Only older patients who were diagnosed with renal failure and received their first chronic dialysis treatment were included in our analysis. Among 396,259 older patients who initiated dialysis between 2010 and 2016, we excluded those who had missing or unidentified ZIP codes or lived in ZIP codes without available air pollution data (N = 9,183). We also excluded older patients who lived in ZIP code areas without available socioeconomic status (SES) data (N = 1,333) and older patients with missing age, sex, race/ethnicity, BMI, cause of kidney failure, smoking status, nephrology care, and comorbidities (N = 1,467). Our analytic sample included 384,276 (97% of the original population) older patients.

The primary exposure of our analysis was annual PM_2.5 concentration at the ZIP code level. Ambient air pollution data gridded at 0.01° between 2010 and 2016 were obtained from NASA’s Socioeconomic Data and Application Center (SEDAC) Global Annual PM_2.5 Grids from NASA Moderate Resolution Imaging Spectroradiometer, Multi-Angle Imaging Spectroradiometer, and the Sea-Viewing Wide Field-of-View Sensor Aerosol Optical Depth with Geographically Weighted Regression [21, 22]. PM_2.5 data were then aggregated to ZIP code level by year. We linked older kidney failure patients and the PM_2.5 data through their ZIP code of residence and the year of first dialysis. In this analysis, we defined a concentration ≤12 μg/m³ as lower level and >12 μg/m³ as higher level of PM_2.5, as is suggested by the US EPA National Ambient Air Quality Standard for annual PM_2.5.

The outcome of interest in the study was all-cause mortality. The USRDS obtained death dates of the patients from multiple sources including CMS Medicare Enrollment Database, CMS forms 2746 and 2728 (1995–2005), Organ Procurement and Transplantation Network transplant follow-up form, CROWNWeb database, and Inpatient Claims [20]. Older patients were followed up from the date of their first dialysis to the date of death, date of transplant, or administrative censoring (12/31/2017), whichever came first. We also explored the association between PM_2.5 and cause-specific mortality. Given the large number of missingness in the data for cause of deaths, we only classified cause-specific mortality by 3 categories: CVD, other, and unknown.

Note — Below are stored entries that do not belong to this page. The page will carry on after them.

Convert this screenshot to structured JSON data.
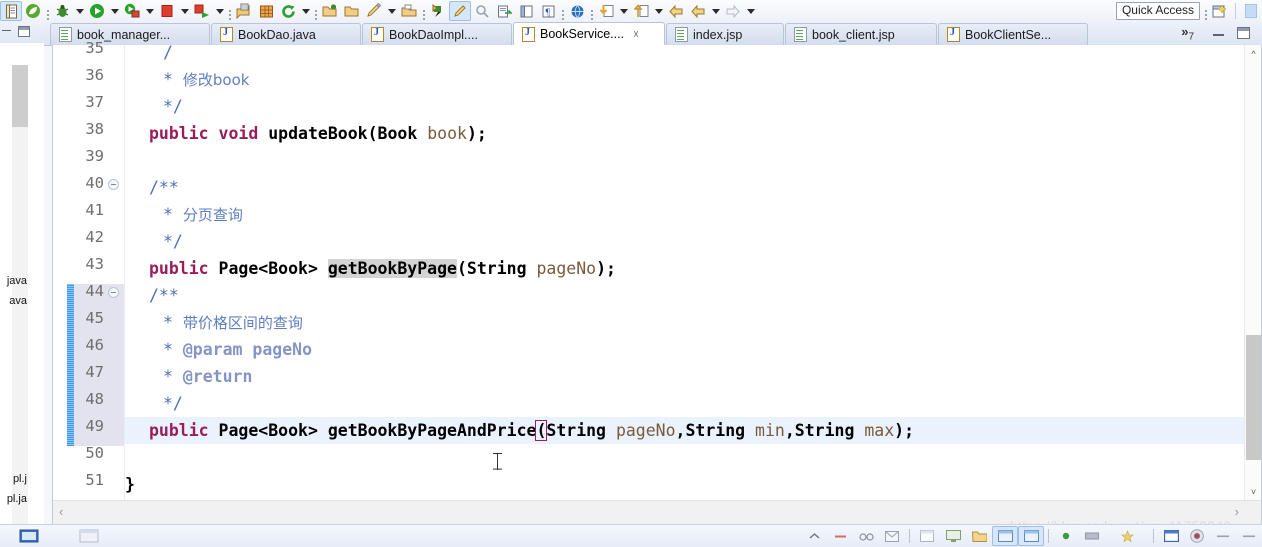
{
  "toolbar": {
    "quick_access_label": "Quick Access",
    "icons": [
      {
        "name": "new-wizard-icon"
      },
      {
        "name": "spring-leaf-icon"
      },
      {
        "name": "debug-bug-icon"
      },
      {
        "name": "run-play-icon"
      },
      {
        "name": "run-external-tools-icon"
      },
      {
        "name": "terminate-stop-icon"
      },
      {
        "name": "run-server-icon"
      },
      {
        "name": "new-jsp-icon"
      },
      {
        "name": "new-table-icon"
      },
      {
        "name": "refresh-green-icon"
      },
      {
        "name": "open-folder-icon"
      },
      {
        "name": "open-folder2-icon"
      },
      {
        "name": "brush-icon"
      },
      {
        "name": "open-type-icon"
      },
      {
        "name": "pin-icon"
      },
      {
        "name": "paint-active-icon"
      },
      {
        "name": "search-gray-icon"
      },
      {
        "name": "export-icon"
      },
      {
        "name": "book-icon"
      },
      {
        "name": "paragraph-icon"
      },
      {
        "name": "globe-icon"
      },
      {
        "name": "download-icon"
      },
      {
        "name": "up-arrow-icon"
      },
      {
        "name": "back-arrow-icon"
      },
      {
        "name": "back-arrow2-icon"
      },
      {
        "name": "forward-arrow-icon"
      }
    ]
  },
  "left_panel": {
    "labels": [
      "java",
      "ava",
      "pl.j",
      "pl.ja"
    ]
  },
  "tabs": [
    {
      "label": "book_manager...",
      "type": "jsp",
      "active": false,
      "closeable": false
    },
    {
      "label": "BookDao.java",
      "type": "java",
      "active": false,
      "closeable": false
    },
    {
      "label": "BookDaoImpl....",
      "type": "java",
      "active": false,
      "closeable": false
    },
    {
      "label": "BookService....",
      "type": "java",
      "active": true,
      "closeable": true
    },
    {
      "label": "index.jsp",
      "type": "jsp",
      "active": false,
      "closeable": false
    },
    {
      "label": "book_client.jsp",
      "type": "jsp",
      "active": false,
      "closeable": false
    },
    {
      "label": "BookClientSe...",
      "type": "java",
      "active": false,
      "closeable": false
    }
  ],
  "tab_overflow": {
    "chevron": "»",
    "count": "7"
  },
  "editor": {
    "first_visible_line": 35,
    "highlighted_line": 49,
    "change_bar_lines": [
      44,
      45,
      46,
      47,
      48,
      49
    ],
    "selected_gutter_lines": [
      44,
      45,
      46,
      47,
      48,
      49
    ],
    "fold_lines": [
      40,
      44
    ],
    "lines": [
      {
        "no": "35",
        "text": " /"
      },
      {
        "no": "36",
        "text": "  * 修改book"
      },
      {
        "no": "37",
        "text": "  */"
      },
      {
        "no": "38",
        "text": " public void updateBook(Book book);"
      },
      {
        "no": "39",
        "text": ""
      },
      {
        "no": "40",
        "text": " /**"
      },
      {
        "no": "41",
        "text": "  * 分页查询"
      },
      {
        "no": "42",
        "text": "  */"
      },
      {
        "no": "43",
        "text": " public Page<Book> getBookByPage(String pageNo);"
      },
      {
        "no": "44",
        "text": " /**"
      },
      {
        "no": "45",
        "text": "  * 带价格区间的查询"
      },
      {
        "no": "46",
        "text": "  * @param pageNo"
      },
      {
        "no": "47",
        "text": "  * @return"
      },
      {
        "no": "48",
        "text": "  */"
      },
      {
        "no": "49",
        "text": " public Page<Book> getBookByPageAndPrice(String pageNo,String min,String max);"
      },
      {
        "no": "50",
        "text": ""
      },
      {
        "no": "51",
        "text": "}"
      }
    ],
    "tokens": {
      "kw_public": "public",
      "kw_void": "void",
      "type_page": "Page<Book>",
      "type_book": "Book",
      "type_string": "String",
      "m_updateBook": "updateBook",
      "m_getBookByPage": "getBookByPage",
      "m_getBookByPageAndPrice": "getBookByPageAndPrice",
      "p_book": "book",
      "p_pageNo": "pageNo",
      "p_min": "min",
      "p_max": "max",
      "cm_modify_book": "修改book",
      "cm_page_query": "分页查询",
      "cm_price_range_query": "带价格区间的查询",
      "cm_param": "@param",
      "cm_return": "@return",
      "star": "*",
      "star_open": "/**",
      "star_close": "*/",
      "slash": "/",
      "brace_close": "}",
      "lparen": "(",
      "rparen": ")",
      "semi": ";",
      "comma": ","
    },
    "hscroll_left": "‹",
    "hscroll_right": "›"
  },
  "watermark": "https://blog.csdn.net/qq_41753340",
  "taskbar": {
    "icons": [
      {
        "name": "up-chevron-icon"
      },
      {
        "name": "minus-red-icon"
      },
      {
        "name": "glasses-icon"
      },
      {
        "name": "mail-icon"
      },
      {
        "name": "window-icon"
      },
      {
        "name": "monitor-icon"
      },
      {
        "name": "folder-icon"
      },
      {
        "name": "ie-window-icon"
      },
      {
        "name": "ie-window2-icon"
      },
      {
        "name": "green-dot-icon"
      },
      {
        "name": "gray-box-icon"
      },
      {
        "name": "star-icon"
      },
      {
        "name": "blue-window-icon"
      },
      {
        "name": "chrome-icon"
      },
      {
        "name": "dash-icon"
      },
      {
        "name": "dash2-icon"
      }
    ]
  }
}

Individual-level factors were obtained from USRDS database (patient profile and CMS-2728 Form), including demographics (age, sex, and race/ethnicity) and health-related factors (cause of kidney failure, smoking status, BMI, and nephrology care status). Considering comorbidities are potential mediators in the association between PM_2.5 and mortality, we did not include them in the models of our main analysis.

ZIP code-level SES factors included percent below 200% of the federal poverty line, mean years of education, median household income, median housing cost per month, percent non-Hispanic Black, percent Hispanics, population density, and urbanicity. Population density was obtained from SEDAC Gridded Population of the World 2010 [23]. Urbanicity of the area in the year of 2013 was retrieved from the Census Bureau TIGER/Line Shapefiles and was categorized into urban, urban clusters (incorporating places that contained at least 2,500 but less than 50,000 people within its boundaries), and rural [24]. Other ZIP code-level characteristics were abstracted from 2014 American Community Survey [25].

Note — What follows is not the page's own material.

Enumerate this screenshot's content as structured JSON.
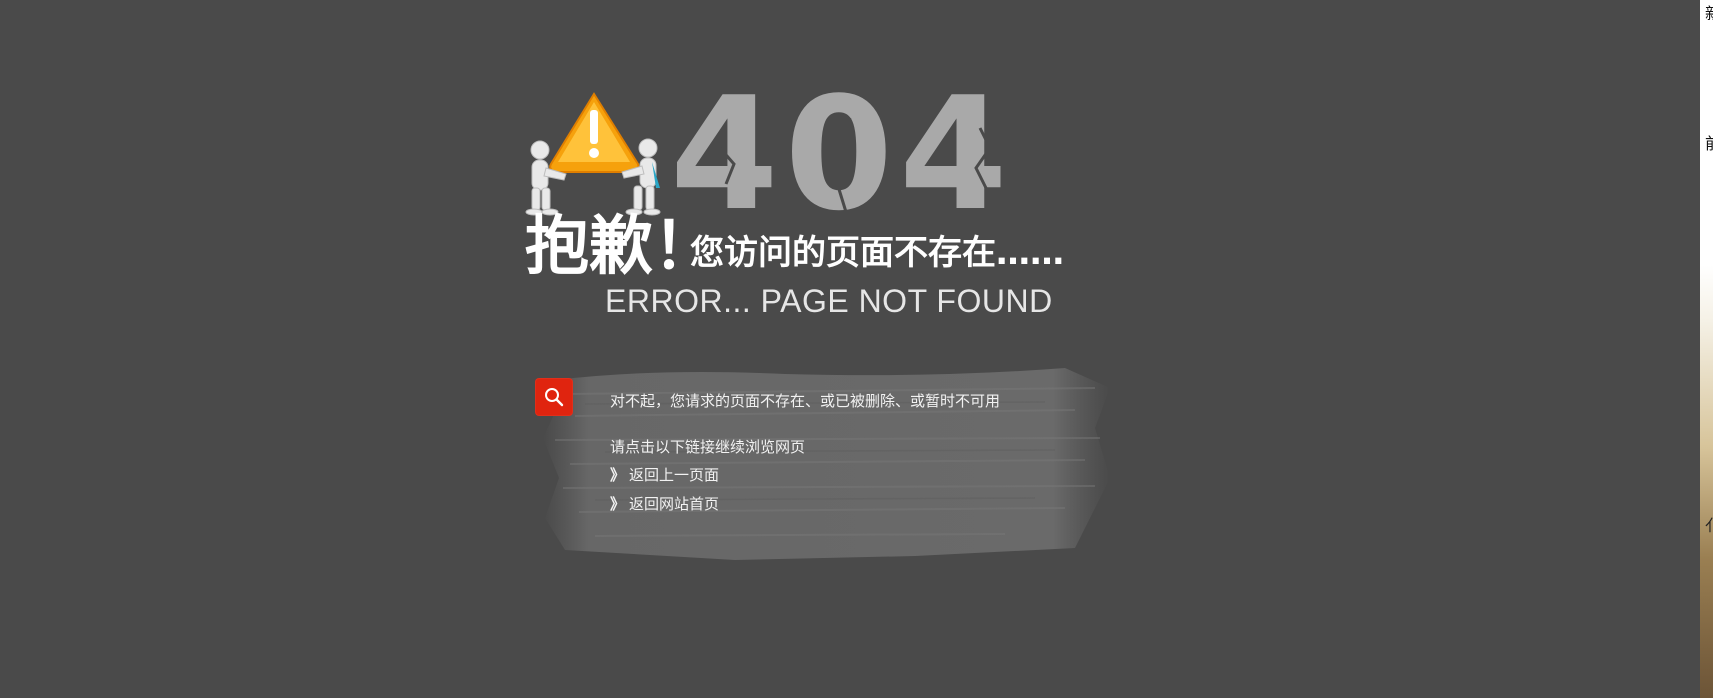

Baseline characteristics were summarized by levels of ZIP code-level PM_2.5 exposure (≤12 μg/m³, >12 μg/m³). Continuous variables were presented as median (IQR), while categorical variables were presented as frequency (%).

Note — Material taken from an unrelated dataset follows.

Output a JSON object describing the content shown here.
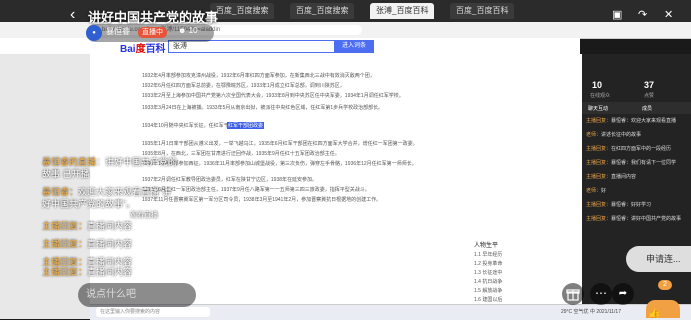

Cox proportional hazard models with robust variance accounting for the cluster effect of ZIP codes were used to investigate the unadjusted and adjusted continuous association between PM_2.5 and all-cause and cause-specific mortality among the study population. Considering the variation of air pollution by different time periods and that more than 50% of the older patients with PM_2.5 exposure level higher than 12 μg/m³ came from California, we accounted for different baseline hazard functions by the year of dialysis initiation and whether the older patients lived in California. We accounted for demographics, health-related factors, and ZIP code-level factors in our adjusted models. We fit linear spline models with a knot at 12 μg/m³ to allow for different dose-response associations below and above the current EPA National Ambient Air Quality Standard. To explore other potential nonlinear exposure-outcome associations, we additionally fit restricted cubic spline models. To investigate whether the association between ZIP code-level PM_2.5 concentration and all-cause mortality among the older dialysis population varied by age (<75 and ≥75 years), sex (male, female), race/ethnicity (non-Hispanic white, non-Hispanic Black, Hispanic/Latino, and other), history of smoking (current and noncurrent), and cause of kidney failure (diabetes, hypertension, glomerular nephritis, and other), we fit linear spline models within different subgroups.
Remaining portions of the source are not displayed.